France, April 1917:  The Germans have pulled back from a sector in the Western Front.  However, they have not retreated, and have in fact made a strategic withdrawal to a new defensive line form where they plan to overwhelm attacking British forces with artillery.  With the field telephone lines cut, two soldiers, Schofield (MacKay) and Blake (Chapman) are ordered to undertake a perilous mission across No Man's Land to hand deliver a message ordering a battalion to call off their attack which is planned for the next morning, and which could potentially cost the lives of 1,600 men, including Blake's brother.

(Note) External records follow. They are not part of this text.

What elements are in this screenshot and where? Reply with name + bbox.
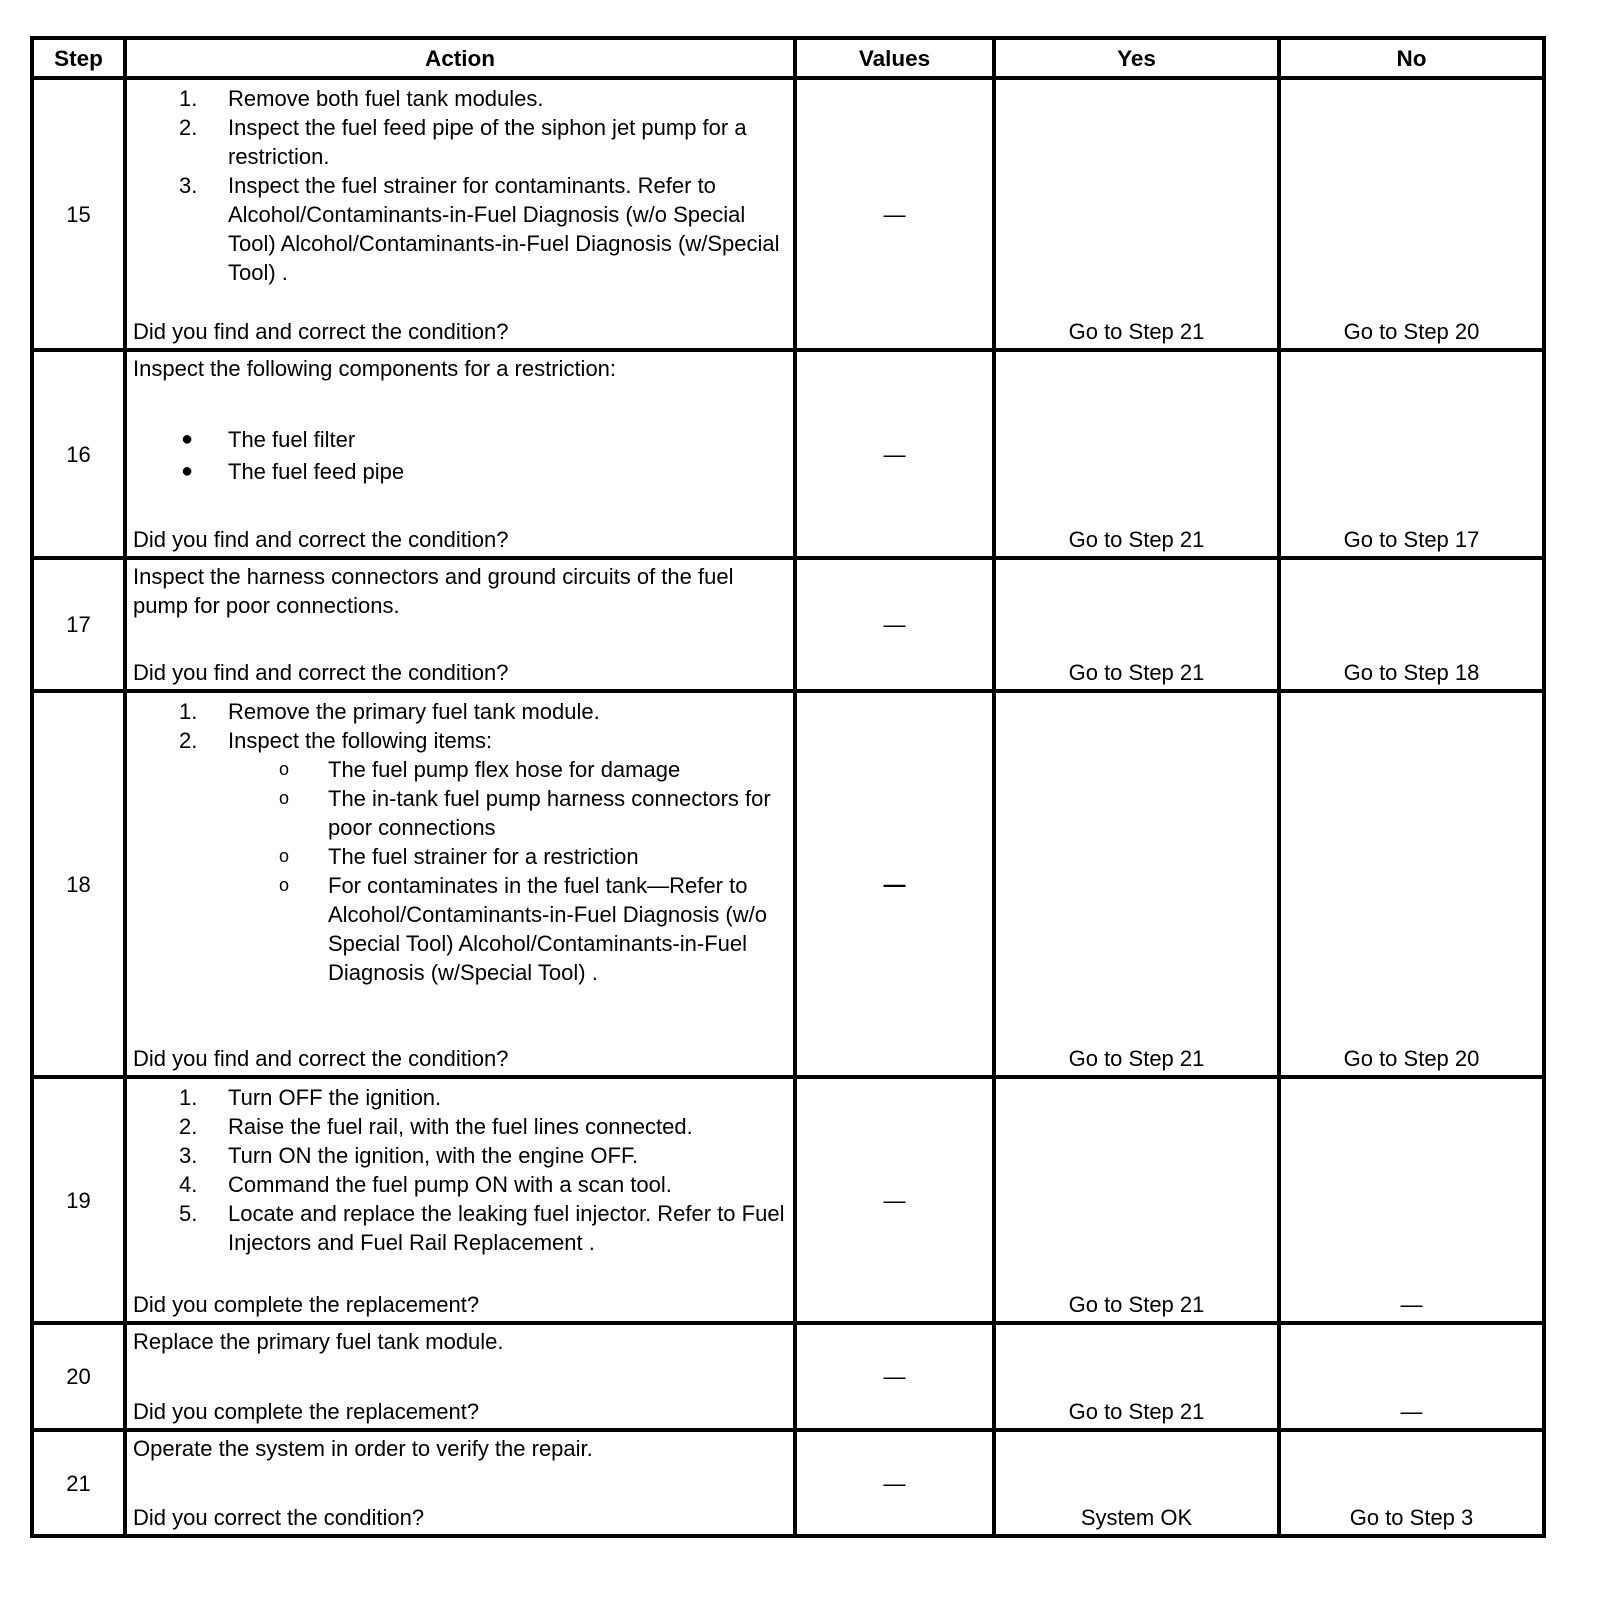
action-intro: Replace the primary fuel tank module. [133, 1329, 504, 1354]
values-cell: — [795, 78, 994, 350]
sub-list [127, 755, 793, 987]
step-number: 16 [32, 350, 125, 558]
yes-answer: Go to Step 21 [1068, 660, 1205, 685]
yes-answer: Go to Step 21 [1068, 1046, 1205, 1071]
action-intro: Inspect the following components for a restriction: [133, 356, 617, 381]
list-item: 1. Remove both fuel tank modules. [179, 86, 544, 111]
no-answer: Go to Step 20 [1343, 319, 1480, 344]
action-cell [125, 78, 795, 350]
step-number: 15 [32, 78, 125, 350]
no-cell [1279, 1430, 1544, 1536]
yes-cell [994, 78, 1279, 350]
list-item: 3. Inspect the fuel strainer for contaminants. Refer to Alcohol/Contaminants-in-Fuel Diagnosis (w/o Special Tool) Alcohol/Contaminants-in-Fuel Diagnosis (w/Special Tool) . [179, 173, 780, 285]
question: Did you correct the condition? [133, 1505, 425, 1530]
no-answer: Go to Step 3 [1349, 1505, 1474, 1530]
question: Did you find and correct the condition? [133, 660, 509, 685]
step-number: 18 [32, 691, 125, 1077]
table-row [32, 1077, 1544, 1323]
step-number: 17 [32, 558, 125, 691]
list-item: 4. Command the fuel pump ON with a scan tool. [179, 1172, 672, 1197]
values-cell: — [795, 350, 994, 558]
list-item: ● The fuel feed pipe [181, 459, 405, 484]
numbered-list [127, 80, 793, 287]
header-action: Action [125, 38, 795, 78]
table-row [32, 350, 1544, 558]
no-answer: Go to Step 20 [1343, 1046, 1480, 1071]
question: Did you find and correct the condition? [133, 319, 509, 344]
list-item: o The fuel strainer for a restriction [279, 844, 639, 869]
values-cell: — [795, 1430, 994, 1536]
list-item: ● The fuel filter [181, 427, 356, 452]
yes-answer: Go to Step 21 [1068, 319, 1205, 344]
yes-cell [994, 1077, 1279, 1323]
yes-cell [994, 1323, 1279, 1430]
step-number: 20 [32, 1323, 125, 1430]
list-item: 5. Locate and replace the leaking fuel injector. Refer to Fuel Injectors and Fuel Rail Replacement . [179, 1201, 785, 1255]
header-no: No [1279, 38, 1544, 78]
yes-answer: Go to Step 21 [1068, 1292, 1205, 1317]
yes-answer: Go to Step 21 [1068, 1399, 1205, 1424]
no-cell [1279, 78, 1544, 350]
question: Did you complete the replacement? [133, 1399, 480, 1424]
step-number: 19 [32, 1077, 125, 1323]
yes-cell [994, 350, 1279, 558]
list-item: 1. Turn OFF the ignition. [179, 1085, 442, 1110]
step-number: 21 [32, 1430, 125, 1536]
header-yes: Yes [994, 38, 1279, 78]
list-item: 2. Inspect the fuel feed pipe of the siphon jet pump for a restriction. [179, 115, 747, 169]
header-step: Step [32, 38, 125, 78]
list-item: o The in-tank fuel pump harness connectors for poor connections [279, 786, 771, 840]
values-cell: — [795, 558, 994, 691]
no-cell [1279, 1323, 1544, 1430]
table-row [32, 1323, 1544, 1430]
list-item: o The fuel pump flex hose for damage [279, 757, 681, 782]
question: Did you find and correct the condition? [133, 1046, 509, 1071]
no-cell [1279, 558, 1544, 691]
table-row [32, 1430, 1544, 1536]
yes-answer: Go to Step 21 [1068, 527, 1205, 552]
values-cell: — [795, 1323, 994, 1430]
list-item: 2. Inspect the following items: [179, 728, 493, 753]
yes-cell [994, 691, 1279, 1077]
bullet-list [127, 425, 793, 486]
list-item: 2. Raise the fuel rail, with the fuel lines connected. [179, 1114, 693, 1139]
action-cell [125, 350, 795, 558]
no-answer: — [1400, 1292, 1423, 1317]
question: Did you find and correct the condition? [133, 527, 509, 552]
action-intro: Inspect the harness connectors and ground circuits of the fuel pump for poor connections. [133, 564, 734, 618]
list-item: o For contaminates in the fuel tank—Refer to Alcohol/Contaminants-in-Fuel Diagnosis (w/o Special Tool) Alcohol/Contaminants-in-Fuel Diagnosis (w/Special Tool) . [279, 873, 767, 985]
action-cell [125, 558, 795, 691]
action-cell [125, 691, 795, 1077]
table-row [32, 78, 1544, 350]
action-cell [125, 1323, 795, 1430]
numbered-list [127, 1079, 793, 1257]
yes-answer: System OK [1080, 1505, 1193, 1530]
action-cell [125, 1077, 795, 1323]
table-row [32, 691, 1544, 1077]
header-values: Values [795, 38, 994, 78]
yes-cell [994, 558, 1279, 691]
list-item: 3. Turn ON the ignition, with the engine OFF. [179, 1143, 639, 1168]
no-answer: Go to Step 17 [1343, 527, 1480, 552]
action-intro: Operate the system in order to verify the repair. [133, 1436, 593, 1461]
diagnostic-table [30, 36, 1546, 1538]
values-cell: — [795, 691, 994, 1077]
table-row [32, 558, 1544, 691]
header-row [32, 38, 1544, 78]
no-answer: — [1400, 1399, 1423, 1424]
no-answer: Go to Step 18 [1343, 660, 1480, 685]
question: Did you complete the replacement? [133, 1292, 480, 1317]
action-cell [125, 1430, 795, 1536]
values-cell: — [795, 1077, 994, 1323]
numbered-list [127, 693, 793, 755]
no-cell [1279, 691, 1544, 1077]
list-item: 1. Remove the primary fuel tank module. [179, 699, 600, 724]
yes-cell [994, 1430, 1279, 1536]
no-cell [1279, 1077, 1544, 1323]
no-cell [1279, 350, 1544, 558]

This film is made to look as if it has all been shot in one continuous take, which sometimes seems frustratingly gimmicky, but sometimes is really effective.  The soldiers trudge along seemingly endless stretches of blasted, desolate country, with sudden bursts of dynamic action.  There are moments of real teeth-grinding suspense, and some breath-taking images, particularly the nighttime trek across a burning ruined city, that looks like a journey across Hell, and the scenes in the trenches are extremely claustrophobic.  There are dull moments, and sometimes the real-time approach means that you never really see much about the character's past and personality, and this does have the problem that a lot of films have when they are sold on the back of one particular technical achievement, in that it becomes more about the technique than the story.  However, more often than not it succeeds as a powerful, harrowing war movie.